In asymptomatic individuals, a higher heart rate is linked with sub clinical atherosclerosis because of lower coronary blood flow and atherogenic and endothelial shear stress patterns.

Higher heart rate is linked to microvascular and macrovascular degenerative target organ diseases.

Diabetics exhibit abnormal heart rate response to exercise, which are independently predictive of reduced long term survival.

Higher resting heart rate predicts for cardiovascular outcomes independent of

conventional risk factors and within subgroups of patients with cardiovascular disease.

Resting heart rate is modifiable overtime with respect to the interaction of genes and environmental factors such as exercise, medical conditions and medications.

HR is associated with severity of coronary atherosclerosis in young patients following myocardial infarction, and with coronary atherosclerosis progression of disease.

Cognitive decline, renal impairment, and endothelial dysfunction associated with high heart rate.

Higher heart rate is associated with less coronary and myocardial perfusion and lower diastolic filling time in the setting of increased myocardial oxygen consumption.
Heart rate is perceived to be a surrogate of basal metabolic rate and lower values have been linked with longevity.

In the Morbidity-Mortality Evaluation If-Inhibitor Ivabradine in Patients with Coronary Disease and Left ventricular Dysfunction (BEAUTIFUL) trial., HR of 70 beats or more per minute were associated with higher cardiovascular mortality, hospitalization for myocardial infarction and need for coronary revascularization compared with those with heart rates below 70 bpm.

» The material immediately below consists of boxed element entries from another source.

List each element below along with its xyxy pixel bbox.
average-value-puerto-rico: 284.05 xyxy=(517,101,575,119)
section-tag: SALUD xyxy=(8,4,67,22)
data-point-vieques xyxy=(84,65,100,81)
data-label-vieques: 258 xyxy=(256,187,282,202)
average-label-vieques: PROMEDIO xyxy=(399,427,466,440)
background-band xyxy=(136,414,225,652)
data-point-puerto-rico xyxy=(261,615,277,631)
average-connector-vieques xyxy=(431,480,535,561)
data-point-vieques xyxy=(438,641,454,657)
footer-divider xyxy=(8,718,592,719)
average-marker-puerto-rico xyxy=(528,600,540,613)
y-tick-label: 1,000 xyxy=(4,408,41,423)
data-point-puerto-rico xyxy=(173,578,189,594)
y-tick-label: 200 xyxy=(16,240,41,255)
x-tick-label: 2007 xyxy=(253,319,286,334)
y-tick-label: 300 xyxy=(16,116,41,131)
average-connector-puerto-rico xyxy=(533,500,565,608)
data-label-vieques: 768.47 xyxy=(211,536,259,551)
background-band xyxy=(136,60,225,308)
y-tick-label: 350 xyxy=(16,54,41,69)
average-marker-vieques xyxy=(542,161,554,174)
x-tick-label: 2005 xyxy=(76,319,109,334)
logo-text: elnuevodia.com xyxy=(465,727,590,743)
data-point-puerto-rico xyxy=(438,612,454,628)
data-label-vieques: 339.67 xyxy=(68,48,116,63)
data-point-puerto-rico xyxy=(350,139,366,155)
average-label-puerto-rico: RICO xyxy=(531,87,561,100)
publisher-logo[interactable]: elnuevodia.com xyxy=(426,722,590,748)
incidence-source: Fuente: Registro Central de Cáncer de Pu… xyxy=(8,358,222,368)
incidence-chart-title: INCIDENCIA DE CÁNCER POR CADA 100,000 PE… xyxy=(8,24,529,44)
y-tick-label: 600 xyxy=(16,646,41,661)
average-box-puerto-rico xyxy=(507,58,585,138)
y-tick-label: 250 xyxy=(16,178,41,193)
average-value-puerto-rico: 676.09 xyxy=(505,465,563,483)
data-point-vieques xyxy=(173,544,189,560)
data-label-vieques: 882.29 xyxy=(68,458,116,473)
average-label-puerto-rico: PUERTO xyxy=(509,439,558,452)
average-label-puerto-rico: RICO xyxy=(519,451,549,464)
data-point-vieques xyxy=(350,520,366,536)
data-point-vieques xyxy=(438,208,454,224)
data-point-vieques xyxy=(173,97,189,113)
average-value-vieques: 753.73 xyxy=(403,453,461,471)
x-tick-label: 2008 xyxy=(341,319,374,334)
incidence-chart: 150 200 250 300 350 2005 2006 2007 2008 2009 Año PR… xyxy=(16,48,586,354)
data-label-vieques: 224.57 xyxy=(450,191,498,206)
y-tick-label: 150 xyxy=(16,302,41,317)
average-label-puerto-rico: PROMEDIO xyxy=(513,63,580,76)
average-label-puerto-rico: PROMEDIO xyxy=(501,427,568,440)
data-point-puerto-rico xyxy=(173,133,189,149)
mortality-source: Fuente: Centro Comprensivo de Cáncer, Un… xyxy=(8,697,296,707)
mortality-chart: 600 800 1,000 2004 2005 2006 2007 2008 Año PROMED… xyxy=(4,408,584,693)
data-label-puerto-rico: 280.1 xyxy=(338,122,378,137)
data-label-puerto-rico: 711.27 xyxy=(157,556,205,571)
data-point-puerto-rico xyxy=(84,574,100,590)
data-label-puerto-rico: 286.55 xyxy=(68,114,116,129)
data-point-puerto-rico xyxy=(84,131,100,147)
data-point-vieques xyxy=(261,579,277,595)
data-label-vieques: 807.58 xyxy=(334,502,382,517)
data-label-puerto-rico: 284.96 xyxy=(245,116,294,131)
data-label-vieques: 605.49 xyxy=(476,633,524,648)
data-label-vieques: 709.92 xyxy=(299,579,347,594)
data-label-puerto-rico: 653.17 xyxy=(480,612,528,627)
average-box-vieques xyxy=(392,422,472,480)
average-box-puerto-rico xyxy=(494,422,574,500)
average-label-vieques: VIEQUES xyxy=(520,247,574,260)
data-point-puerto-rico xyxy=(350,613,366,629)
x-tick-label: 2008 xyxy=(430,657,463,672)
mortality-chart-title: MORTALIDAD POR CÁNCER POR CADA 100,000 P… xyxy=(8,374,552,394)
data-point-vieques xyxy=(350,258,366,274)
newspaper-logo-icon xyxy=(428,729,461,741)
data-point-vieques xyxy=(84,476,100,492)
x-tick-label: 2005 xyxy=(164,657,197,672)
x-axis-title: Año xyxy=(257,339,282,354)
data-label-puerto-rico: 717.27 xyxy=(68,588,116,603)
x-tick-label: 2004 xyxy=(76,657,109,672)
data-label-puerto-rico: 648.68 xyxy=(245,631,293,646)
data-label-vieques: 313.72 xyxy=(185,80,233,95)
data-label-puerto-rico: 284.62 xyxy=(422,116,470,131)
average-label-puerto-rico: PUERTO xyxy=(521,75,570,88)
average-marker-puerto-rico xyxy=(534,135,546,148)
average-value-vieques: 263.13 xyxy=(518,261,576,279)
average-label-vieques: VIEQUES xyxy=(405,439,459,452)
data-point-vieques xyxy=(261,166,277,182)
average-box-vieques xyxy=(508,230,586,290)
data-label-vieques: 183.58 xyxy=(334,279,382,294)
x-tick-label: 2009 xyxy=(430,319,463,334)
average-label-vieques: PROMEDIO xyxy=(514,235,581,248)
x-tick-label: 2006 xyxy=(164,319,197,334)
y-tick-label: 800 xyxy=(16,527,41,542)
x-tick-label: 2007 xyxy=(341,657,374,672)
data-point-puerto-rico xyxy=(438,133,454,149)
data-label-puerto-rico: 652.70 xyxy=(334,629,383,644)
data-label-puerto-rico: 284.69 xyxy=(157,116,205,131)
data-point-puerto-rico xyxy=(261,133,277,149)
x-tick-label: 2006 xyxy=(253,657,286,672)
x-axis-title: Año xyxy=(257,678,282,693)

In the BEAUTIFUL trial cardiovascular death and vascular events were not significantly reduced by ivabradine, however there was a significant reduction in need for revascularization and myocardial infarction in the subgroup of patients with a resting heart rate greater than 70 bpm.

Plaque ruptures associated with high heart rates.

Following stroke or myocardial infarction, or with proven vascular disease heart rate is directly associated with cardiovascular death, stroke, heart failure hospitalization.